Une rhétorique fondée sur l’accusation systématique
Depuis quelques années, la Russie ainsi que les gouvernements de l’Alliance des États du Sahel (AES) ont ancré dans leur communication une méthode récurrente : transformer toute critique en attaque frontale contre leurs institutions. Que celle-ci émane de puissances étrangères, d’organisations internationales ou même de la société civile, le mécanisme est identique. Dès qu’un doute est émis sur leurs orientations, leur réponse fuse : complot ourdi depuis l’étranger, campagne de désinformation ou tentative d’ingérence. Cette stratégie, désormais omniprésente, vise à discréditer toute remise en question tout en évitant d’affronter les véritables enjeux nationaux.
Le paradoxe du discours victimaire
Un phénomène remarquable caractérise cette approche : ses défenseurs adoptent tour à tour les rôles d’accusateurs et de victimes. Lorsque les critiques se multiplient, les mêmes régimes qui dénonçaient hier les « ennemis extérieurs » se présentent aujourd’hui comme les cibles d’une hostilité sans précédent. Cette inversion des rôles permet de détourner l’attention des problèmes internes, qu’ils soient économiques, sécuritaires ou sociaux.
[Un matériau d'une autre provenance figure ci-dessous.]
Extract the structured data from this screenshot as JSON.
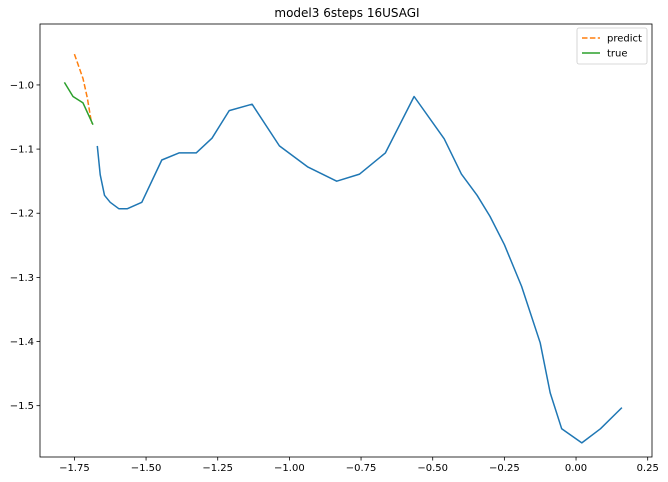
{
  "chart_data": {
    "type": "line",
    "title": "model3 6steps 16USAGI",
    "xlabel": "",
    "ylabel": "",
    "xlim": [
      -1.87,
      0.265
    ],
    "ylim": [
      -1.58,
      -0.905
    ],
    "xticks": [
      -1.75,
      -1.5,
      -1.25,
      -1.0,
      -0.75,
      -0.5,
      -0.25,
      0.0,
      0.25
    ],
    "xtick_labels": [
      "−1.75",
      "−1.50",
      "−1.25",
      "−1.00",
      "−0.75",
      "−0.50",
      "−0.25",
      "0.00",
      "0.25"
    ],
    "yticks": [
      -1.0,
      -1.1,
      -1.2,
      -1.3,
      -1.4,
      -1.5
    ],
    "ytick_labels": [
      "−1.0",
      "−1.1",
      "−1.2",
      "−1.3",
      "−1.4",
      "−1.5"
    ],
    "grid": false,
    "legend_position": "top-right",
    "colors": {
      "history": "#1f77b4",
      "predict": "#ff7f0e",
      "true": "#2ca02c"
    },
    "series": [
      {
        "color": "#1f77b4",
        "style": "solid",
        "points": [
          [
            -1.67,
            -1.095
          ],
          [
            -1.66,
            -1.14
          ],
          [
            -1.645,
            -1.172
          ],
          [
            -1.625,
            -1.183
          ],
          [
            -1.595,
            -1.193
          ],
          [
            -1.565,
            -1.193
          ],
          [
            -1.515,
            -1.183
          ],
          [
            -1.445,
            -1.117
          ],
          [
            -1.385,
            -1.106
          ],
          [
            -1.325,
            -1.106
          ],
          [
            -1.27,
            -1.083
          ],
          [
            -1.21,
            -1.04
          ],
          [
            -1.13,
            -1.03
          ],
          [
            -1.035,
            -1.095
          ],
          [
            -0.935,
            -1.128
          ],
          [
            -0.835,
            -1.15
          ],
          [
            -0.755,
            -1.139
          ],
          [
            -0.665,
            -1.106
          ],
          [
            -0.565,
            -1.018
          ],
          [
            -0.46,
            -1.084
          ],
          [
            -0.4,
            -1.139
          ],
          [
            -0.345,
            -1.172
          ],
          [
            -0.3,
            -1.205
          ],
          [
            -0.25,
            -1.249
          ],
          [
            -0.19,
            -1.314
          ],
          [
            -0.125,
            -1.402
          ],
          [
            -0.09,
            -1.48
          ],
          [
            -0.05,
            -1.536
          ],
          [
            0.02,
            -1.558
          ],
          [
            0.085,
            -1.536
          ],
          [
            0.16,
            -1.503
          ]
        ]
      },
      {
        "name": "predict",
        "color": "#ff7f0e",
        "style": "dashed",
        "points": [
          [
            -1.75,
            -0.952
          ],
          [
            -1.72,
            -0.99
          ],
          [
            -1.705,
            -1.02
          ],
          [
            -1.69,
            -1.06
          ]
        ]
      },
      {
        "name": "true",
        "color": "#2ca02c",
        "style": "solid",
        "points": [
          [
            -1.785,
            -0.996
          ],
          [
            -1.755,
            -1.018
          ],
          [
            -1.72,
            -1.028
          ],
          [
            -1.685,
            -1.062
          ]
        ]
      }
    ]
  }
}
Dans les capitales de l’AES, les difficultés rencontrées par les populations – inflation, insécurité chronique, restrictions des libertés – sont systématiquement attribuées à des sanctions internationales, à l’héritage colonial ou à des ingérences étrangères. Pourtant, lorsque des citoyens, des journalistes ou des défenseurs des droits humains soulèvent ces questions, leurs alertes sont immédiatement balayées d’un revers de main. Elles sont systématiquement reléguées au rang de manœuvres destinées à fragiliser la stabilité nationale, sans jamais être analysées objectivement.
Une logique similaire à l’échelle internationale
La Russie, partenaire clé de l’AES, applique une méthode comparable sur la scène mondiale. Chaque reproche formulé à l’encontre de sa politique étrangère, de ses opérations militaires ou de ses atteintes aux libertés fondamentales est interprété comme la preuve d’une hostilité systématique de l’Occident. Ce récit, répété avec constance, permet de détourner l’attention des manquements réels et de convertir toute contestation en argument supplémentaire en faveur de cette prétendue victimisation.
Les limites d’une stratégie à court terme
Si cette rhétorique peut séduire à court terme en mobilisant les soutiens, elle révèle rapidement ses faiblesses. Une gouvernance crédible se mesure à sa capacité à entendre les critiques, à y répondre avec des faits et à rendre des comptes à la population. Or, en systématisant le recours au discours victimaire, certains dirigeants semblent privilégier l’esquive des débats de fond plutôt que l’amélioration de leurs actions.
Une critique, même virulente, n’est pas nécessairement le fruit d’une conspiration. Elle peut aussi constituer une opportunité de rectifier des erreurs, d’ajuster des politiques publiques ou de renforcer la confiance des citoyens. Pourtant, au sein de l’AES comme en Russie, cette dimension constructive est souvent ignorée au profit d’une rhétorique défensive qui risque, à terme, de saper la légitimité des institutions elles-mêmes.
La souveraineté ne se décrète pas, elle se construit
La véritable souveraineté ne réside pas dans la dénonciation permanente d’ennemis imaginaires ou réels, mais dans la capacité à assumer ses responsabilités. Elle se forge par la transparence, l’écoute et le respect du débat contradictoire. Sans ces principes, le récit de la victimisation permanente perd de sa crédibilité et se transforme en simple outil de communication politique, éloigné des défis concrets auxquels ces États sont confrontés.